Jacques Billeaud, Associated Press//July 6, 2017
Jacques Billeaud, Associated Press//July 6, 2017
An attorney defending former Maricopa County Sheriff Joe Arpaio against a contempt of court charge involving immigration patrols blamed sheriff’s employees and a lawyer who once defended the lawman in a racial-profiling case for not following a court order to stop the strategy.
Attorney Dennis Wilenchik also said during closing arguments July 6 that the judge’s order to stop the patrols was vague.
Arpaio is facing a misdemeanor charge for prolonging the patrols.
Wilenchik contended that attorney Tim Casey didn’t approve training materials aimed at helping deputies comply with the order. Casey previously testified the materials contained problematic legal instructions.
Wilenchik said Casey and other sheriff’s employees failed Arpaio by not making sure the training reached deputies.
Prosecutor John Keller said in his closing argument that Arpaio continued the patrols for political gain. Keller said Arpaio cast himself as an anti-government figure and used the patrols to help raise money during his 2012 campaign for re-election.
Arpaio is charged with misdemeanor contempt of court for violating a 2011 order to stop the patrols that a judge later determined racially profiled Latinos.

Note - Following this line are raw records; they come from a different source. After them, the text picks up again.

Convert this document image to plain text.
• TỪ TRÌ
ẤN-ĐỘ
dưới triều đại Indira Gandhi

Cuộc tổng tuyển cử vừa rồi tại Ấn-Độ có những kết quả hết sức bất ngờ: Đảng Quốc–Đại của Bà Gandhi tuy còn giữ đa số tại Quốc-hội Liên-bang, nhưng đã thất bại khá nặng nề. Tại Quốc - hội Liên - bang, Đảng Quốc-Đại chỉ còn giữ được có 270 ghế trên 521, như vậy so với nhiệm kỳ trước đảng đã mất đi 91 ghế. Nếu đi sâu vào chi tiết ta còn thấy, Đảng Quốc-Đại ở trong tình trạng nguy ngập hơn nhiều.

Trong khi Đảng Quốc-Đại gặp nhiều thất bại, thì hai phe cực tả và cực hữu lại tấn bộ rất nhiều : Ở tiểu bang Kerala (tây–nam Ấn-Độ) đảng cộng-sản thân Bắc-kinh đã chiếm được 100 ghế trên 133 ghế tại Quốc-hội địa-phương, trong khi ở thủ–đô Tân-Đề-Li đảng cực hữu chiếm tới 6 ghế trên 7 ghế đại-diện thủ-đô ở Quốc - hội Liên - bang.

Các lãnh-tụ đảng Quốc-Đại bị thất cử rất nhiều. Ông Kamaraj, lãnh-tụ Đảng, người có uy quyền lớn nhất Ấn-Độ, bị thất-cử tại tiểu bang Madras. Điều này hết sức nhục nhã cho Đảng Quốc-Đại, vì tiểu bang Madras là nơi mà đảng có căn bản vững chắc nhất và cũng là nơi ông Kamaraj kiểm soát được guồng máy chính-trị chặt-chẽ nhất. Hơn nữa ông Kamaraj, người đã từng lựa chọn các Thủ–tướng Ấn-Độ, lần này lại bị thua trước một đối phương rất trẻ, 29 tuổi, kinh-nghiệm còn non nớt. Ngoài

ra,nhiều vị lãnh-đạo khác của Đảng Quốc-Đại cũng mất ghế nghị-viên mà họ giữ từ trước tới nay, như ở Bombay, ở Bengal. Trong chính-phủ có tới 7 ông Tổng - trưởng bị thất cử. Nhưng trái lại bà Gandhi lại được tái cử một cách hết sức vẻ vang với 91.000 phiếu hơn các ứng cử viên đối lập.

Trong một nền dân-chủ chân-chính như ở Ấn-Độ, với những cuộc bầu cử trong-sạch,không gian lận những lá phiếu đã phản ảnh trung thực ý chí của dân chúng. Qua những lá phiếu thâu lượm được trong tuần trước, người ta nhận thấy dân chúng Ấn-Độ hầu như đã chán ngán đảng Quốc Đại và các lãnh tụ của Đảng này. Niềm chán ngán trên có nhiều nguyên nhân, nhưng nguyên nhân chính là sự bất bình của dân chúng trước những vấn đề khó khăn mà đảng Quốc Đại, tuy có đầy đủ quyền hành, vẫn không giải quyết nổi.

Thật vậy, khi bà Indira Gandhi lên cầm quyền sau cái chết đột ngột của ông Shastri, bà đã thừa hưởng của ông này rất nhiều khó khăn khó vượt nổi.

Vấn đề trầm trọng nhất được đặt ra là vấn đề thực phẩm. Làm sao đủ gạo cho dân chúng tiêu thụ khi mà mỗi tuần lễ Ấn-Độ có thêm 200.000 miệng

The 85-year-old retired lawman would face up to six months in jail if convicted, though attorneys who have followed the case doubt that someone his age would be incarcerated.
Arpaio’s tactics over 24 years in office drew fierce opponents as well as enthusiastic supporters nationwide who championed what they considered a tough-on-crime approach, including forcing inmates to wear pink underwear and housing them in tents outside in the desert heat.
Prosecutors cited Arpaio’s use of TV interviews and news releases to boost his popularity as they try to get a conviction from U.S. District Judge Susan Bolton. Keller played videos of TV news interviews in which the sheriff promoted his immigration enforcement efforts.
A clip from a Fox News interview six months after the order showed Arpaio saying federal authorities were taking custody of immigrants detained by his deputies, even though they had not been suspected of state crimes.
“ICE (Immigration and Customs Enforcement) has been taking them off our hands when we have no state charges,” Arpaio said in the March 2012 interview.
Keller said Arpaio’s motive was to collect campaign contributions and used the sheriff’s words to back up his argument.
“They don’t give you money if they don’t believe in you,” Arpaio said in a video clip recorded six months after the order.
The prosecutor also pointed out news releases in which Arpaio’s office acknowledged that deputies were turning over immigrants not accused of state crimes to federal authorities, which wasn’t allowed under the court order. Keller said Arpaio bragged to news reporters that he was still detaining immigrants.
Arpaio carried out the sort of local immigration enforcement that President Donald Trump has advocated. To build his highly touted deportation force, Trump is reviving a long-standing program that deputizes local officers to enforce federal immigration law.
Arpaio’s immigration powers were eventually stripped away by the courts and federal government.
Arpaio’s legal woes are believed to have contributed heavily to his crushing defeat in November to retired Phoenix Police Sgt. Paul Penzone, a Democrat.